A resposta é negativa, pois conforme decorre da conclusão anteriormente alcançada, nada há que distinga a farmácia da Associação de Socorros Mútuos de Ponta Delgada das restantes farmácias existentes naquela cidade, no que respeita à necessidade de cumprimento dos normativos legais inscritos na Portaria n° 82/85, de 16 de Outubro.
A portaria atribui competência para elaboração das escalas de serviço aos delegados regionais da Associação Nacional de Farmácias, sendo que tais escalas deverão ser enviadas à Direcção Regional de Saúde, até ao dia 30 de Novembro de cada ano, a fim de entrarem em vigor no dia 1 de Janeiro do ano seguinte, após a homologação por esta.
Dando cumprimento aos preceitos legais, o Exm° Sr. Delegado Regional da Associação Nacional de Farmácias apresentou, em anexo ao ofício datado de 24 de Novembro de 1993, uma escala de serviço permanente para o ano de 1994. Nessa escala apenas não constava a farmácia da ASMPD e, no ofício, o Exm° Sr. Delegado Regional da ANF fundamenta a exclusão no argumento de tal farmácia se tratar de uma “farmácia privada, logo só para sócios”.
Porque tal proposta foi homologada, em 30 de Dezembro de 1993, pelo Exm° Senhor Director Regional de Saúde, tal acto absorveu e tornou seus os fundamentos da proposta, tendo havido incorporação do conteúdo integral, quer do referenciado ofício, quer da referida escala.
Ao Exm° Senhor Director Regional não cabia outro poder que não fosse o de aceitar ou o de rejeitar, na íntegra, a proposta.
Ao aceitar, homologando, apropriou-se do acto homologado, praticando assim um acto ilegal, porque violador da norma constante do n° 1 da Portaria n° 82/85, de 16 de Outubro.

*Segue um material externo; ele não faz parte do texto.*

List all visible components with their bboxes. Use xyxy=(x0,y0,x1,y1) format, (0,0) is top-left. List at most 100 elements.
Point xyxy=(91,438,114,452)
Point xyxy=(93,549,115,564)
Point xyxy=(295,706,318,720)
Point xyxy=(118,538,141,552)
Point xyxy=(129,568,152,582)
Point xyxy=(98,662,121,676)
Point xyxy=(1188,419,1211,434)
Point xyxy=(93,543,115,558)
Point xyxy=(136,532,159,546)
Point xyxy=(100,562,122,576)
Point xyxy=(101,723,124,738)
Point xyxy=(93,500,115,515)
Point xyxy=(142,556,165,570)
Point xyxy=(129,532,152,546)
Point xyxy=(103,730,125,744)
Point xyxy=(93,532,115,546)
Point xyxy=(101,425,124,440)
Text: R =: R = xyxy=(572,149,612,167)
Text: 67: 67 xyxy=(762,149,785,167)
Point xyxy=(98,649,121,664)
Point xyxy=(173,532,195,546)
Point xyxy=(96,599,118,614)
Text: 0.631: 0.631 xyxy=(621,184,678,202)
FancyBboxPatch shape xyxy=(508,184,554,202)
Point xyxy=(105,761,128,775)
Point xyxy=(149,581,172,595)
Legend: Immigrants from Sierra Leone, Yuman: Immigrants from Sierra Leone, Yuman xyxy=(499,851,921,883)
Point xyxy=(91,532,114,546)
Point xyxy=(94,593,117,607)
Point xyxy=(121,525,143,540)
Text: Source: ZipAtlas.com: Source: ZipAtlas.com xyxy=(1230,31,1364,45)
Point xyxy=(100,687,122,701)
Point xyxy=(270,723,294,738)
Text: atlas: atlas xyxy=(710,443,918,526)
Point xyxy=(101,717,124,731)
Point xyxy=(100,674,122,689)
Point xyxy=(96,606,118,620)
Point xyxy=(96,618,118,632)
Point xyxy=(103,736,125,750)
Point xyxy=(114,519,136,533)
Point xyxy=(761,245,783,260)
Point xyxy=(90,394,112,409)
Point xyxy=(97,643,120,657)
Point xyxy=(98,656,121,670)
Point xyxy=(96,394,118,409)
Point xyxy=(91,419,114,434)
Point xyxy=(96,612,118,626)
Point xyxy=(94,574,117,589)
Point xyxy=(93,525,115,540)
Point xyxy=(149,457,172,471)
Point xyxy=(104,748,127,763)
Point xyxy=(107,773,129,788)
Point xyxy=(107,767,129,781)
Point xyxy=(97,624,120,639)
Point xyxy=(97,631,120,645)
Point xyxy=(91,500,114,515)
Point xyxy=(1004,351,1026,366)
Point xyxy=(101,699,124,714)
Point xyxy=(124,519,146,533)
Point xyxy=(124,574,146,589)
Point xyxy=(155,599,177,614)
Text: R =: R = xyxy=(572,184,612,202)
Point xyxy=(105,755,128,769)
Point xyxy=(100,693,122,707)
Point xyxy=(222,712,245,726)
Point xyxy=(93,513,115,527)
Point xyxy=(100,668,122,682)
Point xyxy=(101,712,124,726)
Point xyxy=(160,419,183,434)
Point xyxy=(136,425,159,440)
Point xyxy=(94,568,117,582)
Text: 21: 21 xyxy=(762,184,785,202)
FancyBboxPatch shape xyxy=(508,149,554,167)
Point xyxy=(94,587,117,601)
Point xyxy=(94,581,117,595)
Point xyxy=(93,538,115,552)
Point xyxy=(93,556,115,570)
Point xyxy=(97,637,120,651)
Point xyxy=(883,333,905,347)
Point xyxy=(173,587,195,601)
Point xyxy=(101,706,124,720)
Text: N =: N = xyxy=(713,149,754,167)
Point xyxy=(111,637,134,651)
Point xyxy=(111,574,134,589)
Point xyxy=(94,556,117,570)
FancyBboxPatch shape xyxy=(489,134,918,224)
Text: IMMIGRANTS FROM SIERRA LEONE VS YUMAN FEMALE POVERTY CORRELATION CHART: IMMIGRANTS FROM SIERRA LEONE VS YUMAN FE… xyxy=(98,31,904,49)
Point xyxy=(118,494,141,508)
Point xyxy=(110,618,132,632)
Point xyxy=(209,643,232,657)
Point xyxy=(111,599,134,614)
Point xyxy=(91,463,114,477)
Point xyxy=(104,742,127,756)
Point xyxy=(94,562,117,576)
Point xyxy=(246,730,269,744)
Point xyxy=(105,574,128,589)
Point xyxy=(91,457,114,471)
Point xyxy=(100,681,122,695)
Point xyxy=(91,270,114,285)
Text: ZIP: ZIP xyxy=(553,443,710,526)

A segunda vertente da queixa apresentada prende-se com a comparticipação de 10% (sobre o preço marcado nas especialidades farmacêuticas) que a Associação de Socorros Mútuos de Ponta Delgada atribui aos seus associados, a título de assistência medicamentosa.
Conforme enunciado supra, há que analisar se é ou não lícita tal comparticipação.

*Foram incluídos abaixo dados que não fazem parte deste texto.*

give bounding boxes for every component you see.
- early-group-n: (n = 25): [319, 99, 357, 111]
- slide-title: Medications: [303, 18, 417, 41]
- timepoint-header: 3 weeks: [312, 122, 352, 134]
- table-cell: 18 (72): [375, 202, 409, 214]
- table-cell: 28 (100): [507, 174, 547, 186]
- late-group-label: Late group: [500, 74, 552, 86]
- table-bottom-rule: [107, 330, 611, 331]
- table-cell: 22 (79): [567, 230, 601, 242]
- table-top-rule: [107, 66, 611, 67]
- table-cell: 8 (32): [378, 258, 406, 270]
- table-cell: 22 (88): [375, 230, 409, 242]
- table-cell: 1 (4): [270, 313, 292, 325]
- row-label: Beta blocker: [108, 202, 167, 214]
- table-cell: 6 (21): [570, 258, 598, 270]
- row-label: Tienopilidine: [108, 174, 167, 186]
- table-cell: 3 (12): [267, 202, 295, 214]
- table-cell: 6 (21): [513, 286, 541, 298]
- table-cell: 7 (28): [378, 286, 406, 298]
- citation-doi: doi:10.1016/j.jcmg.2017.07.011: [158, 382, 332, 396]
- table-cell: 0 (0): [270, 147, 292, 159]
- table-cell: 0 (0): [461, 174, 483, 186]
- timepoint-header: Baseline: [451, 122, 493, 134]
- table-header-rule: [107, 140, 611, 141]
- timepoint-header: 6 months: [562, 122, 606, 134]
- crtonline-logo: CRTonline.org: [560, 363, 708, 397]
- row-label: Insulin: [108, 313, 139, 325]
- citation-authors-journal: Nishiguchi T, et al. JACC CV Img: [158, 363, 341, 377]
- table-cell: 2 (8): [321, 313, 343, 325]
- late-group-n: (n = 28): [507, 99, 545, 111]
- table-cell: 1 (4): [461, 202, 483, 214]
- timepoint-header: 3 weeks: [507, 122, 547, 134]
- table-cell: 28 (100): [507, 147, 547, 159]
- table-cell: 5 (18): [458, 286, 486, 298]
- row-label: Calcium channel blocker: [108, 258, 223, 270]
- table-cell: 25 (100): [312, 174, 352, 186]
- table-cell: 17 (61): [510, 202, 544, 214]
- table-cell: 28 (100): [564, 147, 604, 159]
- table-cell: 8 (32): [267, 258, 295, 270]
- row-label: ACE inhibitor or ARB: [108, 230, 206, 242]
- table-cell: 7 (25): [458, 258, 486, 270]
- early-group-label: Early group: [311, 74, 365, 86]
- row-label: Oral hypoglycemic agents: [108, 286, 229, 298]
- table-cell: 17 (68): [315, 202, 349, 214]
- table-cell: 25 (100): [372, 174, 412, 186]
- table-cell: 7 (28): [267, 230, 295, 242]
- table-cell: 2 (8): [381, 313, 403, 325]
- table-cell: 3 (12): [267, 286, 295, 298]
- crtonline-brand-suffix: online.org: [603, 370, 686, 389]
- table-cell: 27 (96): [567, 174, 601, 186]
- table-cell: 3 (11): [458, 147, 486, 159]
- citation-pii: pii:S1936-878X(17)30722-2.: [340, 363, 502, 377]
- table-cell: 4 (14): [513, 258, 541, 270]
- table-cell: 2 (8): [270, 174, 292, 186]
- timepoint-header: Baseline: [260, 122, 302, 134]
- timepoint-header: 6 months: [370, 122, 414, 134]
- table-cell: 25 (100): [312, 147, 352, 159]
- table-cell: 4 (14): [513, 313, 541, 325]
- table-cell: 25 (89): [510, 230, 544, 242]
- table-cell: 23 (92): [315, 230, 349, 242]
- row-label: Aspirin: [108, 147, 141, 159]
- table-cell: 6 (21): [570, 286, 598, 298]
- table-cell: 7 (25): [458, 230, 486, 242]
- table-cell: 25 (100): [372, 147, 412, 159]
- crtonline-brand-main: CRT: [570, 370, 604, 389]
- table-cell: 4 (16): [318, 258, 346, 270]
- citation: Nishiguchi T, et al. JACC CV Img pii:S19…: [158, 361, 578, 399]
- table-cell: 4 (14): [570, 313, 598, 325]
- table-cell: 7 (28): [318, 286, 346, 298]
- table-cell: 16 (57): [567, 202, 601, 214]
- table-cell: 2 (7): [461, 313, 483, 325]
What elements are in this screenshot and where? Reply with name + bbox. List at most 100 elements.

Para tanto, analisemos, desde já, a resposta obtida da Direcção-Geral de Concorrência e Preços.
Entende aquela Direcção-Geral que a prática de um desconto de 10% sobre o preço de venda público na venda de medicamentos aos seus associados não colide com qualquer preceito legal e que nada obsta a que aqueles agentes económicos abdiquem de 10% daquelas margens.
Tal entendimento apresenta-se como totalmente conforme à lei, não representando qualquer ofensa à Secção II, do Capítulo III do Decreto-Lei n° 48 547, de 27 de Agosto de 1968, nomeadamente à alínea a) do n° 2, do artigo 36° e ao art. 38°.

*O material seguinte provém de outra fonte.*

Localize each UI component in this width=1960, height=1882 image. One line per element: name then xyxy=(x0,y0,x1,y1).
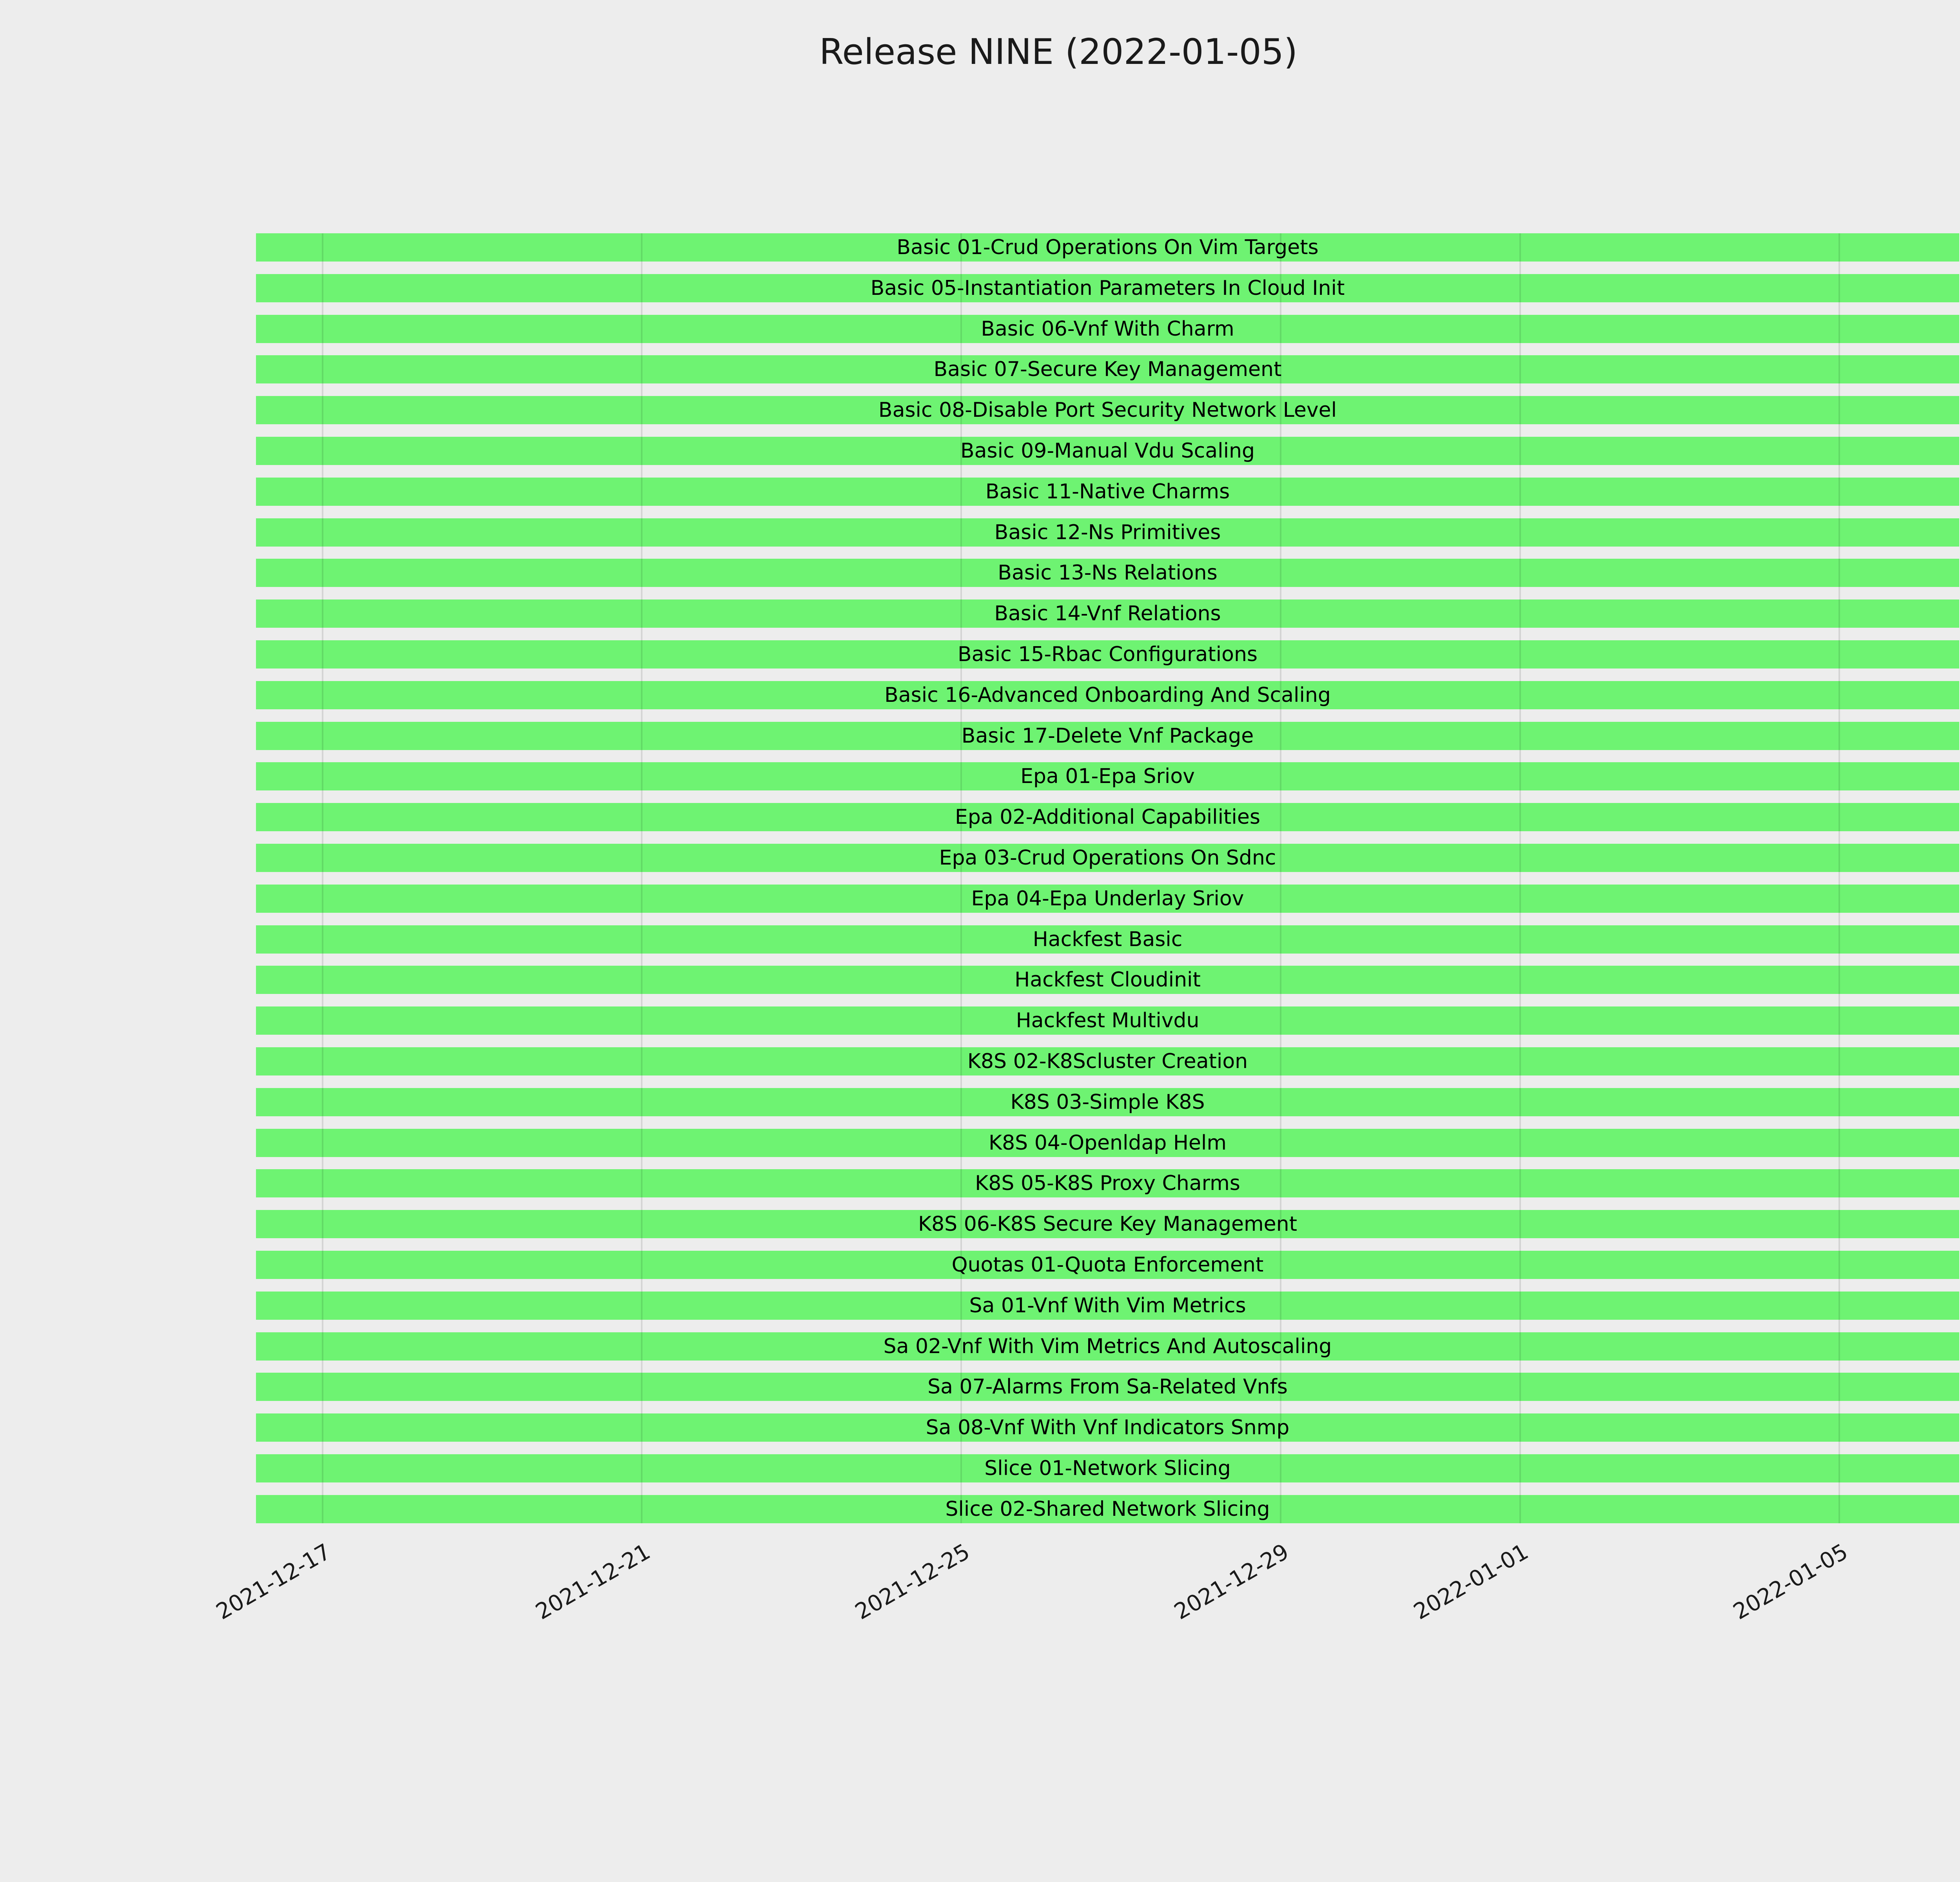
bar-label: Basic 06-Vnf With Charm xyxy=(981,317,1234,341)
bar: Slice 02-Shared Network Slicing xyxy=(256,1495,1959,1523)
bar-label: Hackfest Multivdu xyxy=(1016,1009,1200,1033)
bar-label: Sa 02-Vnf With Vim Metrics And Autoscali… xyxy=(883,1334,1332,1358)
bar: Hackfest Basic xyxy=(256,925,1959,954)
bar: Basic 08-Disable Port Security Network L… xyxy=(256,396,1959,425)
bar-label: Basic 12-Ns Primitives xyxy=(994,520,1221,544)
bar-label: Basic 05-Instantiation Parameters In Clo… xyxy=(870,276,1345,300)
bar-label: K8S 05-K8S Proxy Charms xyxy=(975,1172,1240,1195)
bar-label: Sa 08-Vnf With Vnf Indicators Snmp xyxy=(926,1416,1290,1440)
x-tick-label-text: 2021-12-29 xyxy=(1170,1539,1294,1625)
bar: Basic 13-Ns Relations xyxy=(256,559,1959,587)
bar: K8S 02-K8Scluster Creation xyxy=(256,1047,1959,1075)
bar-label: Basic 01-Crud Operations On Vim Targets xyxy=(897,236,1319,259)
bar-label: Sa 07-Alarms From Sa-Related Vnfs xyxy=(927,1375,1288,1399)
bar-label: Slice 01-Network Slicing xyxy=(984,1456,1231,1480)
bar: Basic 06-Vnf With Charm xyxy=(256,314,1959,343)
bar: Hackfest Multivdu xyxy=(256,1006,1959,1035)
x-tick-label: 2021-12-21 xyxy=(514,1539,655,1625)
x-tick-label-text: 2021-12-25 xyxy=(851,1539,974,1625)
bar: Basic 09-Manual Vdu Scaling xyxy=(256,436,1959,465)
bar: Hackfest Cloudinit xyxy=(256,966,1959,994)
bar-label: Basic 07-Secure Key Management xyxy=(933,358,1282,381)
bar: Slice 01-Network Slicing xyxy=(256,1454,1959,1482)
x-tick-label: 2022-01-01 xyxy=(1392,1539,1533,1625)
bar: K8S 03-Simple K8S xyxy=(256,1088,1959,1116)
bar-label: Basic 15-Rbac Configurations xyxy=(958,642,1258,666)
bar-label: Basic 13-Ns Relations xyxy=(998,561,1218,585)
bar-label: Basic 08-Disable Port Security Network L… xyxy=(878,398,1337,422)
bar-label: Basic 14-Vnf Relations xyxy=(994,602,1221,626)
bar: Basic 16-Advanced Onboarding And Scaling xyxy=(256,681,1959,709)
bar: K8S 06-K8S Secure Key Management xyxy=(256,1210,1959,1239)
bar: Basic 01-Crud Operations On Vim Targets xyxy=(256,233,1959,262)
bar: Basic 05-Instantiation Parameters In Clo… xyxy=(256,274,1959,302)
bar-label: Epa 04-Epa Underlay Sriov xyxy=(971,887,1244,910)
x-tick-label: 2021-12-29 xyxy=(1153,1539,1293,1625)
bar: K8S 04-Openldap Helm xyxy=(256,1128,1959,1157)
x-tick-label: 2021-12-25 xyxy=(834,1539,974,1625)
x-axis-ticks: 2021-12-17 2021-12-21 2021-12-25 2021-12-29… xyxy=(212,1523,1959,1641)
bar-label: K8S 02-K8Scluster Creation xyxy=(967,1049,1248,1073)
bar-label: Basic 09-Manual Vdu Scaling xyxy=(960,439,1255,463)
bar: Sa 01-Vnf With Vim Metrics xyxy=(256,1291,1959,1320)
bar-label: Basic 17-Delete Vnf Package xyxy=(961,724,1254,748)
x-tick-label-text: 2021-12-21 xyxy=(531,1539,655,1625)
bar: Basic 07-Secure Key Management xyxy=(256,355,1959,384)
bar: Basic 12-Ns Primitives xyxy=(256,518,1959,547)
bar-label: Quotas 01-Quota Enforcement xyxy=(951,1253,1264,1277)
bar-label: Hackfest Basic xyxy=(1033,927,1183,951)
bar: Basic 15-Rbac Configurations xyxy=(256,640,1959,669)
bar: Epa 03-Crud Operations On Sdnc xyxy=(256,843,1959,872)
bar-label: Basic 11-Native Charms xyxy=(985,480,1230,503)
bar-label: Slice 02-Shared Network Slicing xyxy=(945,1497,1270,1521)
plot-area: Basic 01-Crud Operations On Vim Targets B… xyxy=(212,233,1959,1625)
chart-title: Release NINE (2022-01-05) xyxy=(819,31,1298,73)
bar-label: Epa 01-Epa Sriov xyxy=(1020,765,1195,788)
bar: Sa 02-Vnf With Vim Metrics And Autoscali… xyxy=(256,1332,1959,1361)
bar: Epa 04-Epa Underlay Sriov xyxy=(256,884,1959,913)
bar: Basic 14-Vnf Relations xyxy=(256,599,1959,628)
bar-label: Sa 01-Vnf With Vim Metrics xyxy=(969,1293,1246,1317)
bar-label: K8S 04-Openldap Helm xyxy=(988,1131,1227,1155)
bar: Epa 01-Epa Sriov xyxy=(256,762,1959,791)
x-tick-label-text: 2022-01-01 xyxy=(1409,1539,1533,1625)
x-tick-label: 2021-12-17 xyxy=(195,1539,335,1625)
bar: K8S 05-K8S Proxy Charms xyxy=(256,1169,1959,1198)
bar-label: Hackfest Cloudinit xyxy=(1014,968,1201,992)
bars-container: Basic 01-Crud Operations On Vim Targets B… xyxy=(256,233,1959,1523)
x-tick-label: 2022-01-05 xyxy=(1712,1539,1852,1625)
bar-label: K8S 06-K8S Secure Key Management xyxy=(918,1212,1298,1236)
bar-label: Epa 02-Additional Capabilities xyxy=(955,805,1260,829)
bar: Basic 11-Native Charms xyxy=(256,477,1959,506)
x-tick-label-text: 2021-12-17 xyxy=(212,1539,336,1625)
bar: Sa 07-Alarms From Sa-Related Vnfs xyxy=(256,1373,1959,1401)
bar-label: Basic 16-Advanced Onboarding And Scaling xyxy=(884,683,1331,707)
bar: Epa 02-Additional Capabilities xyxy=(256,803,1959,832)
bar-label: K8S 03-Simple K8S xyxy=(1010,1090,1205,1114)
x-tick-label-text: 2022-01-05 xyxy=(1729,1539,1852,1625)
bar: Sa 08-Vnf With Vnf Indicators Snmp xyxy=(256,1413,1959,1442)
bar: Quotas 01-Quota Enforcement xyxy=(256,1250,1959,1279)
bar-label: Epa 03-Crud Operations On Sdnc xyxy=(939,846,1276,870)
bar: Basic 17-Delete Vnf Package xyxy=(256,721,1959,750)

Até porque há que fazer uma interpretação hábil e alínea a) do n° 2 do art. 36° do Decreto-Lei n° 48 547, já que, actualmente, os preços de venda ao público (PVP) das especialidades farmacêuticas incluem as margens máximas de comercialização que, no caso das farmácias, é de 20%. Assim, se à Associação de Socorros Mútuos de Ponta Delgada é lícito, nos termos do art. 11°, n° 1 do Regulamento de Benefícios da ASMPD, fazer um desconto de 10% sobre o preço marcado nas especialidades farmacêuticas, às restantes farmácias é permitido a não beneficiação da margem máxima de lucro, isto é, os 20%, pois tal é permitido “pelos regulamentos em vigor sobre o respectivo comércio”, conforme é expressado na lei.
Podem as farmácias utilizar todos os meios que o actual regime de preços e de defesa da concorrência lhes oferecem, não podem é impedir que outros o façam, mormente em casos como o que se está a analisar.
Remeto esta questão, para além do que fica dito, para o Parecer 6/84, do Conselho da Concorrência, cuja conclusão renovo: é de recusar a exclusão da actividade farmacêutica do âmbito de aplicação do Decreto-Lei n° 371/93, de 29 de Outubro.
Nessa medida, conclui-se também não ter cabimento a ideia da ilegalidade da prática do desconto de 10%, feito aos associados pela Associação de Socorros Mútuos de Ponta Delgada.
IV
Por tudo o que fica exposto, RECOMENDO a Vossa Excelência que para o futuro, não seja excluída a farmácia da Associação de Socorros Mútuos de Ponta Delgada da escala de serviço fora dos períodos normais.